The range of the greater kudu extends from the east in Ethiopia, Tanzania, Eritrea and Kenya into the south where they are found in Zambia, Angola, Namibia, Botswana, Zimbabwe and South Africa. Other regions where greater kudu are located are Central African Republic, Chad, Democratic Republic of the Congo, Djibouti, Malawi, Mozambique, Somalia, Swaziland, and Uganda. They have also been introduced in small numbers into New Mexico, but were never released into the wild. Their habitat includes mixed scrub woodlands (the greater kudu is one of the few largest mammals that prefer living in settled areas – in scrub woodland and bush on abandoned fields and degraded pastures, mopane bush and acacia in lowlands, hills and mountains. They will occasionally venture onto plains only if there is a large abundance of bushes, but normally avoid such open areas to avoid becoming an easy target for their predators. Their diet consists of leaves, grass, shoots and occasionally tubers, roots and fruit (they are especially fond of oranges and tangerines).

During the day, greater kudus normally cease to be active and instead seek cover under woodland, especially during hot days. They feed and drink in the early morning and late afternoon, acquiring water from waterholes or roots and bulbs that have a high water content. Although they tend to stay in one area, the greater kudu may search over a large distance for water in times of drought, in southern Namibia where water is relatively scarce they have been known to cover extensive distances in very short periods of time.

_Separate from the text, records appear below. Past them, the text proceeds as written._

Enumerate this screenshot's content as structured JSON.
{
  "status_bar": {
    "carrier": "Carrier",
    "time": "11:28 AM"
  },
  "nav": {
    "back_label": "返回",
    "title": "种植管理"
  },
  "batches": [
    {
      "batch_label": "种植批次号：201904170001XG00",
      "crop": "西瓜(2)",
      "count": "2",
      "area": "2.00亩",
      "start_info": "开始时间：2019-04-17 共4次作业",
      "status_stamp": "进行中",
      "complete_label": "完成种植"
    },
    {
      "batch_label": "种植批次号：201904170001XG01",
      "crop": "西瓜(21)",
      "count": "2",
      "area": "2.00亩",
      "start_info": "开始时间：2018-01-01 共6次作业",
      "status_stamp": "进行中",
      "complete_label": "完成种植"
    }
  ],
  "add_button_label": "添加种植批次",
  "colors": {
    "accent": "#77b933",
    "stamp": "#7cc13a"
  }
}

Omatako Mountains Omaruru River

The Omatako Mountains (German: Omatakoberge) are two mountains in Namibia, located some 90 km. (56 mi.) north of Okahandja. Their name in the Herero language literally means "buttocks".

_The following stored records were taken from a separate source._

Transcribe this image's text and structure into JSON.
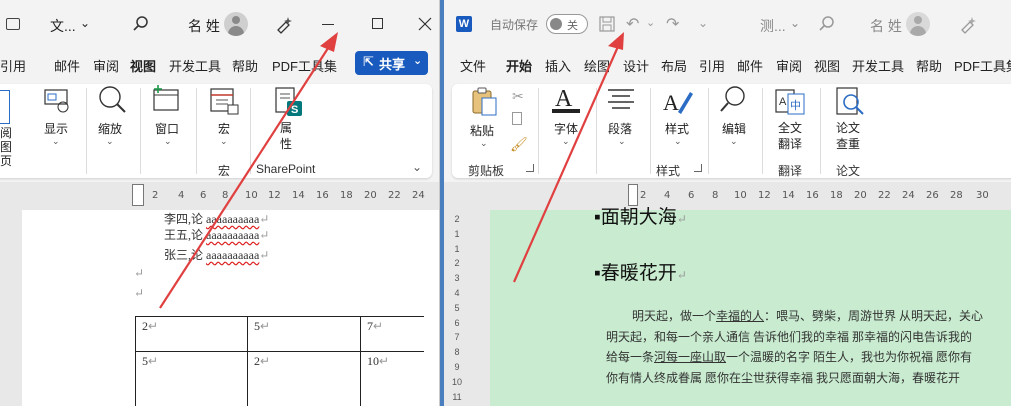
{
  "left_window": {
    "title": "文...",
    "user_name": "名 姓",
    "tabs": [
      "引用",
      "邮件",
      "审阅",
      "视图",
      "开发工具",
      "帮助",
      "PDF工具集"
    ],
    "active_tab": "视图",
    "share_label": "共享",
    "ribbon": {
      "items": [
        {
          "label": "显示"
        },
        {
          "label": "缩放"
        },
        {
          "label": "窗口"
        },
        {
          "label": "宏"
        },
        {
          "label": "属\n性"
        }
      ],
      "partial_label": "阅\n图\n页",
      "groups": [
        "宏",
        "SharePoint"
      ]
    },
    "ruler_numbers": [
      "2",
      "4",
      "6",
      "8",
      "10",
      "12",
      "14",
      "16",
      "18",
      "20",
      "22",
      "24",
      "26",
      "28"
    ],
    "doc_lines": [
      {
        "name": "李四,论",
        "text": "aaaaaaaaaa"
      },
      {
        "name": "王五,论",
        "text": "aaaaaaaaaa"
      },
      {
        "name": "张三,论",
        "text": "aaaaaaaaaa"
      }
    ],
    "table": [
      [
        "2",
        "5",
        "7"
      ],
      [
        "5",
        "2",
        "10"
      ]
    ]
  },
  "right_window": {
    "autosave_label": "自动保存",
    "autosave_state": "关",
    "doc_title": "测...",
    "user_name": "名 姓",
    "tabs": [
      "文件",
      "开始",
      "插入",
      "绘图",
      "设计",
      "布局",
      "引用",
      "邮件",
      "审阅",
      "视图",
      "开发工具",
      "帮助",
      "PDF工具集"
    ],
    "active_tab": "开始",
    "ribbon": {
      "items": [
        {
          "label": "粘贴"
        },
        {
          "label": "字体"
        },
        {
          "label": "段落"
        },
        {
          "label": "样式"
        },
        {
          "label": "编辑"
        },
        {
          "label": "全文\n翻译"
        },
        {
          "label": "论文\n查重"
        }
      ],
      "groups": [
        "剪贴板",
        "样式",
        "翻译",
        "论文"
      ]
    },
    "ruler_numbers": [
      "2",
      "4",
      "6",
      "8",
      "10",
      "12",
      "14",
      "16",
      "18",
      "20",
      "22",
      "24",
      "26",
      "28",
      "30"
    ],
    "vruler_numbers": [
      "2",
      "1",
      "1",
      "2",
      "3",
      "4",
      "5",
      "6",
      "7",
      "8",
      "9",
      "10",
      "11"
    ],
    "heading_top": "面朝大海",
    "heading_main": "春暖花开",
    "body_lines": [
      [
        "明天起，做一个",
        "幸福的人",
        "：喂马、劈柴，周游世界  从明天起，关心"
      ],
      [
        "明天起，和每一个亲人通信  告诉他们我的幸福  那幸福的闪电告诉我的"
      ],
      [
        "给每一条",
        "河每一座山取",
        "一个温暖的名字  陌生人，我也为你祝福  愿你有"
      ],
      [
        "你有情人终成眷属  愿你在尘世获得幸福  我只愿面朝大海，春暖花开"
      ]
    ]
  },
  "colors": {
    "accent": "#185abd",
    "arrow": "#e04040",
    "page_green": "#c9ecd0",
    "titlebar": "#f3f3f3"
  }
}
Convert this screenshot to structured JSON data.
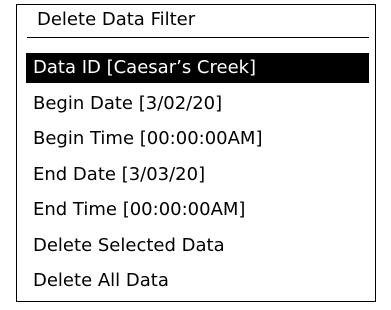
{
  "dialog": {
    "title": "Delete Data Filter",
    "items": [
      {
        "label": "Data ID [Caesar’s Creek]",
        "selected": true
      },
      {
        "label": "Begin Date [3/02/20]",
        "selected": false
      },
      {
        "label": "Begin Time [00:00:00AM]",
        "selected": false
      },
      {
        "label": "End Date [3/03/20]",
        "selected": false
      },
      {
        "label": "End Time [00:00:00AM]",
        "selected": false
      },
      {
        "label": "Delete Selected Data",
        "selected": false
      },
      {
        "label": "Delete All Data",
        "selected": false
      }
    ]
  },
  "colors": {
    "highlight_bg": "#000000",
    "highlight_text": "#ffffff",
    "border": "#000000"
  }
}
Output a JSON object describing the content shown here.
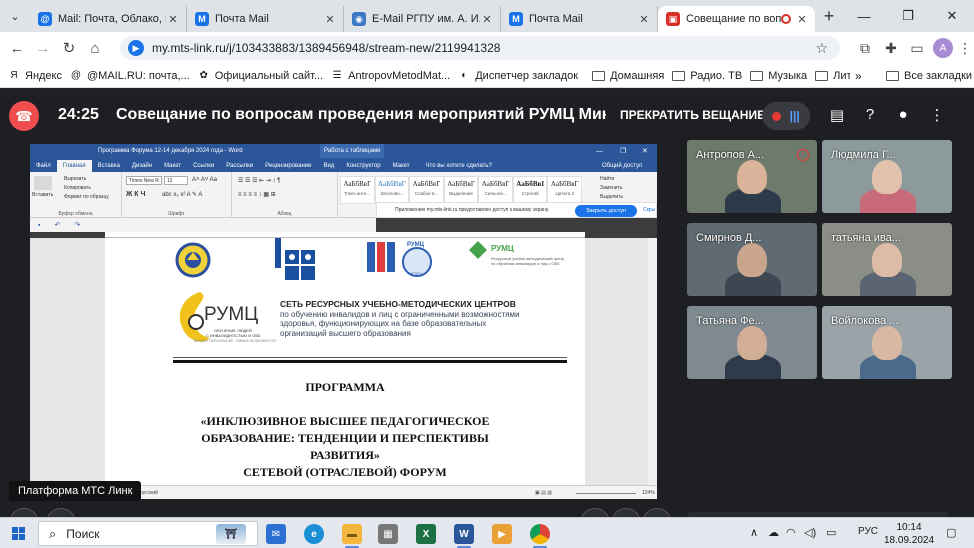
{
  "browser": {
    "tabs": [
      {
        "title": "Mail: Почта, Облако, Ка",
        "color": "#1a73e8",
        "glyph": "@",
        "active": false
      },
      {
        "title": "Почта Mail",
        "color": "#1a73e8",
        "glyph": "M",
        "active": false
      },
      {
        "title": "E-Mail РГПУ им. А. И. Ге",
        "color": "#3b78c4",
        "glyph": "◉",
        "active": false
      },
      {
        "title": "Почта Mail",
        "color": "#1a73e8",
        "glyph": "M",
        "active": false
      },
      {
        "title": "Совещание по вопр",
        "color": "#d93025",
        "glyph": "▣",
        "active": true
      }
    ],
    "url": "my.mts-link.ru/j/103433883/1389456948/stream-new/2119941328",
    "profile_initial": "A",
    "bookmarks": [
      {
        "label": "Яндекс",
        "type": "link"
      },
      {
        "label": "@MAIL.RU: почта,...",
        "type": "link"
      },
      {
        "label": "Официальный сайт...",
        "type": "link"
      },
      {
        "label": "AntropovMetodMat...",
        "type": "link"
      },
      {
        "label": "Диспетчер закладок",
        "type": "link"
      },
      {
        "label": "Домашняя",
        "type": "folder"
      },
      {
        "label": "Радио. ТВ",
        "type": "folder"
      },
      {
        "label": "Музыка",
        "type": "folder"
      },
      {
        "label": "Литература",
        "type": "folder"
      }
    ],
    "all_bookmarks": "Все закладки"
  },
  "meeting": {
    "timer": "24:25",
    "title": "Совещание по вопросам проведения мероприятий РУМЦ Минпр",
    "stop_broadcast": "ПРЕКРАТИТЬ ВЕЩАНИЕ",
    "platform_label": "Платформа МТС Линк",
    "participants": [
      {
        "name": "Антропов А...",
        "muted": true,
        "bg": "#6e7a6c"
      },
      {
        "name": "Людмила Г...",
        "muted": false,
        "bg": "#8d9a9b"
      },
      {
        "name": "Смирнов Д...",
        "muted": false,
        "bg": "#5f6a72"
      },
      {
        "name": "татьяна ива...",
        "muted": false,
        "bg": "#8a8e86"
      },
      {
        "name": "Татьяна Фе...",
        "muted": false,
        "bg": "#7f8a90"
      },
      {
        "name": "Войлокова ...",
        "muted": false,
        "bg": "#9aa3a8"
      }
    ]
  },
  "word": {
    "window_title": "Программа Форума 12-14 декабря 2024 года - Word",
    "table_tools": "Работа с таблицами",
    "ribbon_tabs": [
      "Файл",
      "Главная",
      "Вставка",
      "Дизайн",
      "Макет",
      "Ссылки",
      "Рассылки",
      "Рецензирование",
      "Вид",
      "Конструктор",
      "Макет"
    ],
    "tell_me": "Что вы хотите сделать?",
    "share": "Общий доступ",
    "clipboard": {
      "paste": "Вставить",
      "cut": "Вырезать",
      "copy": "Копировать",
      "format": "Формат по образцу",
      "label": "Буфер обмена"
    },
    "font": {
      "name": "Times New R",
      "size": "12",
      "label": "Шрифт"
    },
    "paragraph_label": "Абзац",
    "styles": [
      {
        "sample": "АаБбВвГ",
        "label": "¶ Без инте..."
      },
      {
        "sample": "АаБбВвГ",
        "label": "Заголово..."
      },
      {
        "sample": "АаБбВвГ",
        "label": "Слабое в..."
      },
      {
        "sample": "АаБбВвГ",
        "label": "Выделение"
      },
      {
        "sample": "АаБбВвГ",
        "label": "Сильное..."
      },
      {
        "sample": "АаБбВвI",
        "label": "Строгий"
      },
      {
        "sample": "АаБбВвГ",
        "label": "Цитата 2"
      }
    ],
    "editing": {
      "find": "Найти",
      "replace": "Заменить",
      "select": "Выделить"
    },
    "notice": "Приложению my.mts-link.ru предоставлен доступ к вашему экрану.",
    "allow": "Закрыть доступ",
    "hide": "Скры",
    "status_lang": "русский",
    "zoom": "124%",
    "logos": {
      "rumc_small": "РУМЦ",
      "rumc_small_sub": "МГППУ",
      "rumc_green": "РУМЦ",
      "rumc_green_sub": "Ресурсный учебно-методический центр по обучению инвалидов и лиц с ОВЗ",
      "rumc_big": "РУМЦ",
      "rumc_big_sub1": "ОБУЧЕНИЕ ЛЮДЕЙ",
      "rumc_big_sub2": "С ИНВАЛИДНОСТЬЮ И ОВЗ",
      "rumc_big_sub3": "ВЫСШЕЕ ОБРАЗОВАНИЕ - РАВНЫЕ ВОЗМОЖНОСТИ"
    },
    "network_title": "СЕТЬ РЕСУРСНЫХ УЧЕБНО-МЕТОДИЧЕСКИХ ЦЕНТРОВ",
    "network_lines": [
      "по обучению инвалидов и лиц с ограниченными возможностями",
      "здоровья, функционирующих на базе образовательных",
      "организаций высшего образования"
    ],
    "heading_program": "ПРОГРАММА",
    "heading_lines": [
      "«ИНКЛЮЗИВНОЕ ВЫСШЕЕ ПЕДАГОГИЧЕСКОЕ",
      "ОБРАЗОВАНИЕ: ТЕНДЕНЦИИ И ПЕРСПЕКТИВЫ",
      "РАЗВИТИЯ»",
      "СЕТЕВОЙ (ОТРАСЛЕВОЙ) ФОРУМ"
    ]
  },
  "taskbar": {
    "search": "Поиск",
    "lang": "РУС",
    "time": "10:14",
    "date": "18.09.2024"
  }
}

The northwesterly of the two peaks, the Great Omatako (German: Omatako-Spitze), is 2,300 m. (7,500 ft.) in height, considerably higher than the other peak. The first European to record the locality was C. J. Andersson in 1851.

The uppermost 300 m. (980 ft.) of each Omatako mountain is made of basalt and dolerite respectively; the darker, more spherical southeastern summit is made of dolerite, while the smooth slopes of the higher northwestern summit are made of basalt.

The Omaruru River is a major river crossing the Erongo Region of western central Namibia from East to West. It originates in the Etjo Mountains, crosses the city of Omaruru and the village of Okombahe, and reaches the sea a few kilometers north of Henties Bay. Inflows of the Huab are Otjimakuru, Goab, Spitzkop, Leeu and Okandjou.

The Omaruru is an ephemeral river with a mean run-off of roughly 40 million cubic meters per annum. Its palaeochannels form an underground delta of the Namib Desert. Its catchment area (including its tributaries) is estimated to be between 11579 and 13,100 square kilometres (5,100 sq mi.).


South West African Pound The pound was in circulation between 1930 and 1959 and was issued by the following banks: The Standard Bank of South Africa Limited, Barclays Bank (Dominion, Colonial and Overseas), and Volkskas Limited. These notes were in circulation along with the South African pound until 1961, when they were withdrawn and replaced by the South African Rand. The South West African pound was pegged to the South African pound, which replaced the South West African mark in 1918.